Gemeint ist mit dem Begriff "Fiskalklippe" oder "Fiscal cliff" der Umstand, dass aufgrund bestehender bzw. auslaufender Gesetze in den USA zum Jahreswechsel 2012/2013 Steuern massiv erhöht und Staatsausgaben (nicht ganz so massiv) gekürzt werden müssen. Insgesamt belaufen sich diese Steuererhöhungen und Minderausgaben auf 607 Mrd. US-Dollar, was etwa 3,91 Prozent des Bruttoinlandsprodukts des Jahres 2012 entspricht. Aufgrund ihres enormen Umfangs drohen diese Maßnahmen, die USA in eine tiefe Rezession zu stürzen. Genau dies ist der Grund, weshalb sich die Presse in den USA wie auch in Europa weitgehend einig ist: Obama, seine Demokraten und die Republikaner, so wird gehofft und erwartet, müssen diese drastische rezessive Wirkung abmildern. Eine Forderung, die zwar inhaltlich richtig, aber für die meisten Schreiberlinge alles andere als widerspruchsfrei ist.
Schon Paul Krugman hat jüngst in seinem Blog auf die wenig konsequente Haltung fiskalpolitischer "Falken" hingewiesen: Einerseits fordern (Neo-) Liberale und Konservative immer wieder drastische Reduktionen öffentlicher Haushaltsdefizite, vor allem durch die massive Kürzung öffentlicher Ausgaben. Nun stehen die USA genau vor solchen Reduktionen – und die "Falken" wollen sie plötzlich abmildern. Genüsslich beschreibt Krugman die ideologischen Verrenkungen, die sie dabei eingehen müssen.
Doch auch in Deutschland ist die (neo-) liberale und konservative Presse weitgehend einig in ihrer Inkonsequenz. Einerseits unterstützt sie massiv und unkritisch die drastische Kürzungs- und Austeritätspolitik, die derzeit den südeuropäischen Ländern aufgezwungen wird. Andererseits aber hofft man auch in den liberalen und konservativen Redaktionen auf eine Einigung in den USA und damit auf eine Abmilderung der "Fiskalklippe". Ein Blick in Artikel verschiedener Zeitungs- und TV-Webseiten lohnt hier durchaus.

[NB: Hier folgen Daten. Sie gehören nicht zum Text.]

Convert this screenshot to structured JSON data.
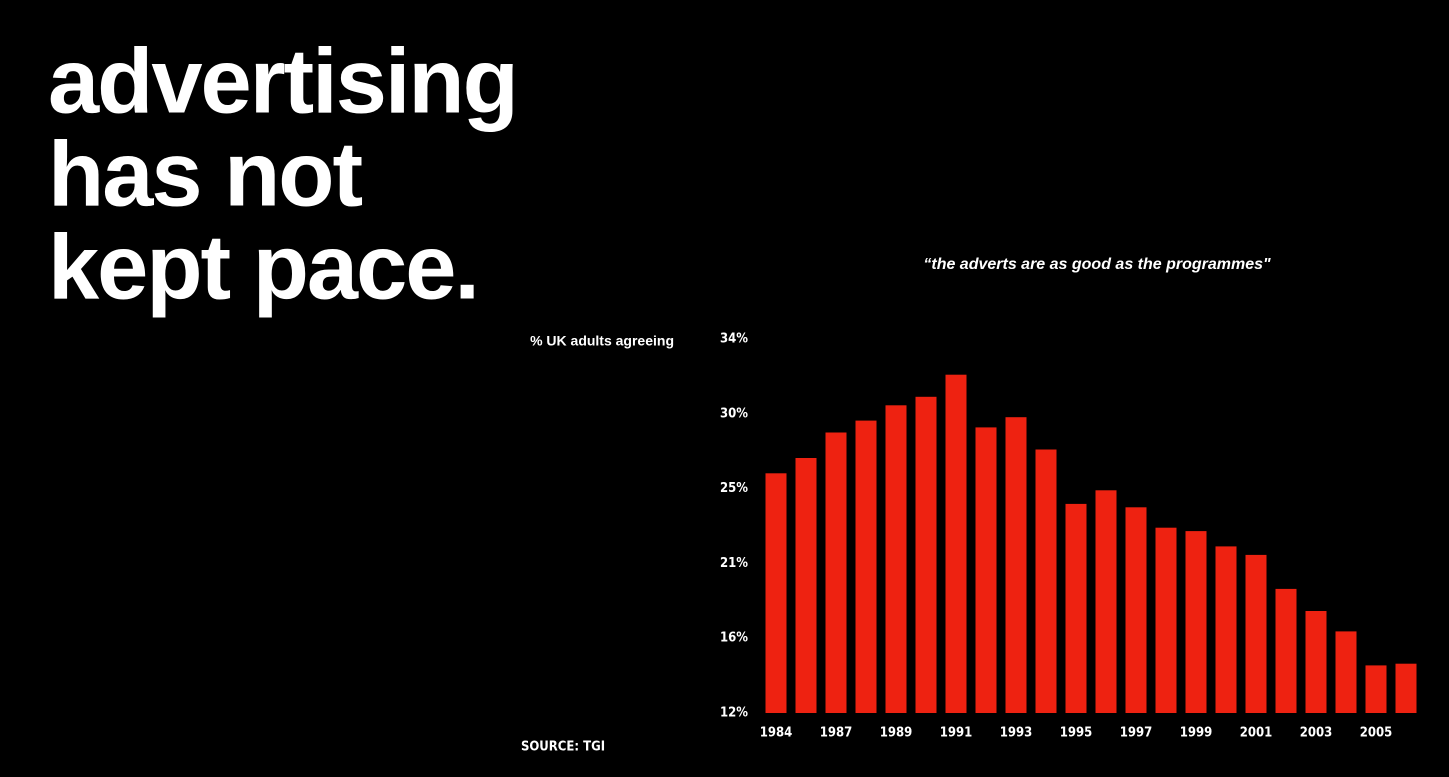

Beginnen wir mit dem "Handelsblatt":
Beide Parteien müssen sich nun aber im Haushaltsstreit zusammenraufen und einen Kompromiss zum Schuldenabbau finden. Sonst droht zu Beginn 2013 die sogenannte fiskalische Klippe, also automatische Ausgabenkürzungen und Steuererhöhungen. Dies würde der ohnehin wackeligen US-Konjunktur gänzlich den Boden entziehen und könnte damit eine handfeste Rezession nach sich ziehen.
Der TV-Nachrichtensender "n-tv", üblicherweise alles andere als austeritätsfeindlich, schreibt:
Die US-Wirtschaft erholt sich langsam, doch es droht ein Rückfall in die Rezession. Grund ist das Gezerre um einen neuen Haushalt. Einigen sich Demokraten und Republikaner im Kongress nicht, treten automatisch Ausgabenkürzungen und Steuererhöhungen in Kraft. Für die Konjunktur wäre das ein schwerer Schlag.
Die "Welt" zitiert Commerzbank-Ökonom Bernd Weidensteiner als Kronzeugen für die Schädlichkeit von Austeritätspolitik in den USA:
Sollten alle Erleichterungen 2013 wegfallen und die geplanten Ausgabekürzung ungeschmälert umgesetzt werden, 'würde das Defizit um etwa 4 Prozent des Bruttoinlandsproduktes sinken', schreibt Commerzbank-Ökonom Bernd Weidensteiner. 'Dieser massive fiskalische Umschwung würde die Wirtschaft nächstes Jahr in eine Rezession treiben.'
Das "Wall Street Journal Deutschland" will da nicht nachstehen:
Wenn es zur Fiskalklippe kommt – also zu den im Januar drohenden üppigen Steuererhöhungen und gleichzeitigen Ausgabenkürzungen - würde die Wirtschaft in den USA in die Rezession rutschen.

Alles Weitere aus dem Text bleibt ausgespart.